British film by Natalie Kennedy

Blank is a 2022 British science fiction thriller film directed by Natalie Kennedy and written by Stephen Herman. It stars Rachel Shelley, Heida Reed, Wayne Brady, Annie Cusselle, Rebecca-Clare Evans, and Bhasker Patel.

==Plot==
Claire Rivers is a desperate writer struggling with writer's block, so she travels to a fully enclosed rural compound for a retreat that is fully controlled by A.I. However, a glitch turns the whole residence into a torturous prison.

Malware locks Claire in her cabin, leaving her assigned android assistant Rita as the only one capable of unlocking the door. However, the same malware also causes Rita to misinterpret her programming, and she refuses to allow Claire to leave until Claire finishes writing her book.

Claire struggles to write her book, an autobiographical drama about her own childhood, in which she was raised by an abusive mother.

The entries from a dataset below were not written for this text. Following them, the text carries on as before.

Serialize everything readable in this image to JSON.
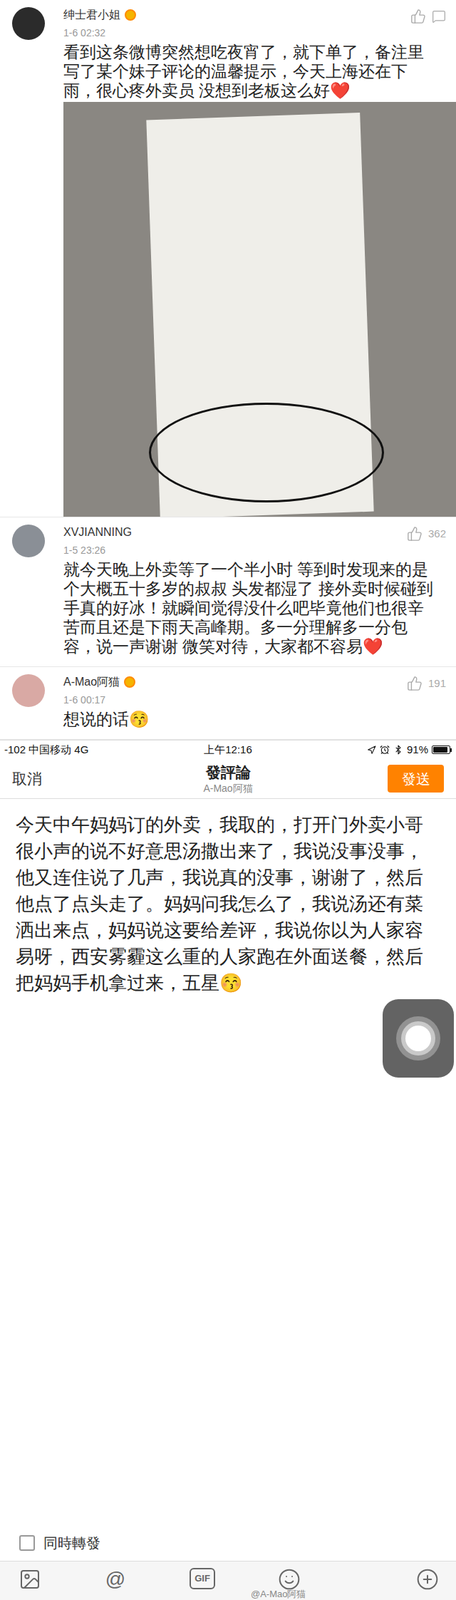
{
  "comments": [
    {
      "name": "绅士君小姐",
      "verified": true,
      "time": "1-6 02:32",
      "likes": null,
      "text": "看到这条微博突然想吃夜宵了，就下单了，备注里写了某个妹子评论的温馨提示，今天上海还在下雨，很心疼外卖员 没想到老板这么好❤️",
      "has_photo": true,
      "color": "#2b2b2b"
    },
    {
      "name": "XVJIANNING",
      "verified": false,
      "time": "1-5 23:26",
      "likes": "362",
      "text": "就今天晚上外卖等了一个半小时 等到时发现来的是个大概五十多岁的叔叔 头发都湿了 接外卖时候碰到手真的好冰！就瞬间觉得没什么吧毕竟他们也很辛苦而且还是下雨天高峰期。多一分理解多一分包容，说一声谢谢 微笑对待，大家都不容易❤️",
      "has_photo": false,
      "color": "#8a8f96"
    },
    {
      "name": "A-Mao阿猫",
      "verified": true,
      "time": "1-6 00:17",
      "likes": "191",
      "text": "想说的话😚",
      "has_photo": false,
      "color": "#d9a9a4"
    }
  ],
  "compose": {
    "status_bar": {
      "carrier": "-102 中国移动 4G",
      "time": "上午12:16",
      "battery": "91%",
      "battery_level": 0.91
    },
    "cancel": "取消",
    "title": "發評論",
    "subtitle": "A-Mao阿猫",
    "send": "發送",
    "text": "今天中午妈妈订的外卖，我取的，打开门外卖小哥很小声的说不好意思汤撒出来了，我说没事没事，他又连住说了几声，我说真的没事，谢谢了，然后他点了点头走了。妈妈问我怎么了，我说汤还有菜洒出来点，妈妈说这要给差评，我说你以为人家容易呀，西安雾霾这么重的人家跑在外面送餐，然后把妈妈手机拿过来，五星😚",
    "repost": {
      "label": "同時轉發",
      "checked": false
    },
    "toolbar": [
      {
        "kind": "image"
      },
      {
        "kind": "text",
        "label": "@"
      },
      {
        "kind": "gif",
        "label": "GIF"
      },
      {
        "kind": "emoji"
      },
      {
        "kind": "plus"
      }
    ],
    "watermark": "@A-Mao阿猫"
  }
}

Meanwhile, Claire slowly grows more and more desperate to leave the cabin, but all of her attempts to escape or reason with the increasingly malfunctioning Rita fail.

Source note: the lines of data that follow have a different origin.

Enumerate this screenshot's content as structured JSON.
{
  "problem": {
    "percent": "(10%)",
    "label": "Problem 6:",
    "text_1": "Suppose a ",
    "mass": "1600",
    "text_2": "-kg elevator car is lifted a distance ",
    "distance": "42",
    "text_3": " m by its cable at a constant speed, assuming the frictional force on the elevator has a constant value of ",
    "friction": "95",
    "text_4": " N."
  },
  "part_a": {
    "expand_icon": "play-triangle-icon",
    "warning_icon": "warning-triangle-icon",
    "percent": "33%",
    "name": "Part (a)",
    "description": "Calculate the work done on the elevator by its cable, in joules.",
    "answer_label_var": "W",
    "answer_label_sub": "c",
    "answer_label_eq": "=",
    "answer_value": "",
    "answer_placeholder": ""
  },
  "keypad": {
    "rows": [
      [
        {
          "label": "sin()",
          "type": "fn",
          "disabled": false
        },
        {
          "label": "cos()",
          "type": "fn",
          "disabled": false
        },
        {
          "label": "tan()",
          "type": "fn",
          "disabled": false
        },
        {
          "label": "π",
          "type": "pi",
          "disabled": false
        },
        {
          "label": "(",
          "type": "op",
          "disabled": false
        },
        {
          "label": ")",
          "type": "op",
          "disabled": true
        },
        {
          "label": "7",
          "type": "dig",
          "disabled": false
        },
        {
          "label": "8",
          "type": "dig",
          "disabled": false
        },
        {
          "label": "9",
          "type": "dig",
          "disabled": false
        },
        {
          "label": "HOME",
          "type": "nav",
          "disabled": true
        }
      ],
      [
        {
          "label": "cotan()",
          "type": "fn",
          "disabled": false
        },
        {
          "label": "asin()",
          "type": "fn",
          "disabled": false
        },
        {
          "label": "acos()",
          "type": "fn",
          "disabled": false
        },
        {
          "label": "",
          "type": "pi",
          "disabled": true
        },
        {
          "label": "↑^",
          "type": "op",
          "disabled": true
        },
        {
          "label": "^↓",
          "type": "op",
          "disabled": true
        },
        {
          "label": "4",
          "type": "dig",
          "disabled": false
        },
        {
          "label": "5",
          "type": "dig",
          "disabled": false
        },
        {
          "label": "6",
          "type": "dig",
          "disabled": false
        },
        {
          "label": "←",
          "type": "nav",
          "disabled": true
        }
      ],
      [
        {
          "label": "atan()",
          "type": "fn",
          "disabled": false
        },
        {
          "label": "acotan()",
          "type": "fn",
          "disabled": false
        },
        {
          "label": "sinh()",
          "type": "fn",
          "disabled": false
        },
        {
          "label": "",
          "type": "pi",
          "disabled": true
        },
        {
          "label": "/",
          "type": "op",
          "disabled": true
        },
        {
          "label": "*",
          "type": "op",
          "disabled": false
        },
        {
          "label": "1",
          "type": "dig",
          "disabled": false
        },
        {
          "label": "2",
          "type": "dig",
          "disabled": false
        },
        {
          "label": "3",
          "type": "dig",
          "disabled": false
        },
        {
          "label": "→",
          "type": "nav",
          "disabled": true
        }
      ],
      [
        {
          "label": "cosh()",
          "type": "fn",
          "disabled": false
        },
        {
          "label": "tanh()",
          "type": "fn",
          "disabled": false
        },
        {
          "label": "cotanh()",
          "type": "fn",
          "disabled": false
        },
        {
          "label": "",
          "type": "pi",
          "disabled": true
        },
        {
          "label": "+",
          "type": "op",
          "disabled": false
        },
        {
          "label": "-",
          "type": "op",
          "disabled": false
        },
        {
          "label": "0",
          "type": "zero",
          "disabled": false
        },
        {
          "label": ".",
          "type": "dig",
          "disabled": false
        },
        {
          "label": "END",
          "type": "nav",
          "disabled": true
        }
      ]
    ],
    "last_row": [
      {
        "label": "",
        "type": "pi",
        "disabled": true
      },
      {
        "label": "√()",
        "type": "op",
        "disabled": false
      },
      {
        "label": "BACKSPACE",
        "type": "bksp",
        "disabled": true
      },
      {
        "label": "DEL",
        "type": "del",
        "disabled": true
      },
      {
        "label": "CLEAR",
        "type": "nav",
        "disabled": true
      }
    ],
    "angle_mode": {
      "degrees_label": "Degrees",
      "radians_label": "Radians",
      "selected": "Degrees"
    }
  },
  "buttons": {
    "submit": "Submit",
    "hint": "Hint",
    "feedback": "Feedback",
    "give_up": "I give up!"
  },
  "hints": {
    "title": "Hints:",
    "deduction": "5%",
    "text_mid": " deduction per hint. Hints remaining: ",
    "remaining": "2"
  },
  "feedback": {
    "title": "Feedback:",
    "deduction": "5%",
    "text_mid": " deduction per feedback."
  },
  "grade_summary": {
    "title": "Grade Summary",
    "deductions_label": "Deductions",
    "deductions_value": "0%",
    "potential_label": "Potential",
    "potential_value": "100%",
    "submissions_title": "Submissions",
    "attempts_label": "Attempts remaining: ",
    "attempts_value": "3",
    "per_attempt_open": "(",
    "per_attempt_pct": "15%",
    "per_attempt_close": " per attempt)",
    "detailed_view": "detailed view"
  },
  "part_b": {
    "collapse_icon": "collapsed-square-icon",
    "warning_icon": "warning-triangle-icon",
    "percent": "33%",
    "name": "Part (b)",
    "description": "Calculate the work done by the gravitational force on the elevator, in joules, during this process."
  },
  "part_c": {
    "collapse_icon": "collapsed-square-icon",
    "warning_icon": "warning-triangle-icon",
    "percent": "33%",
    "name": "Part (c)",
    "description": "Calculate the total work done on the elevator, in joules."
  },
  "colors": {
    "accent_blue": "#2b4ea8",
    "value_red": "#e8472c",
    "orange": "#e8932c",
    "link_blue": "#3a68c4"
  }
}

The climax of the book, in which Claire kills her mother in self defense, is intercut with the climax of the frame story, in which Claire has a physical confrontation with Rita in a final attempt to escape.

In the denouement, we learn why Claire had such a difficult time writing the new book: She’s actually never written a book before; all of her previous novels had actually been written by her mother, which Claire claimed as her own after her mother’s death.

Wayne Brady has a supporting role as Claire’s holographic assistant.

==Cast==
- Rachel Shelley as Claire Rivers
- Heida Reed as Rita
- Wayne Brady as Henry
- Annie Cusselle as Young Claire
- Rebecca-Clare Evans as Helen Rivers
- Bhasker Patel as Dr. Varma

==Release==
Blank premiered at the Manchester Film Festival on 15 March 2022. It was released in the United Kingdom on 3 November 2023.

== Reception ==
Common Sense Media gave the film a score of four out of five and wrote it was a "compelling new cinematic prison that's well worth spending time in." Phil Hoad from The Guardian gave a score of three out of five and wrote, "With some flashes of inspired direction, like an upwards through-the-typewriter shot, this hybrid of fastidious huis clos thriller and trauma drama at least has an in-progress human energy and scope".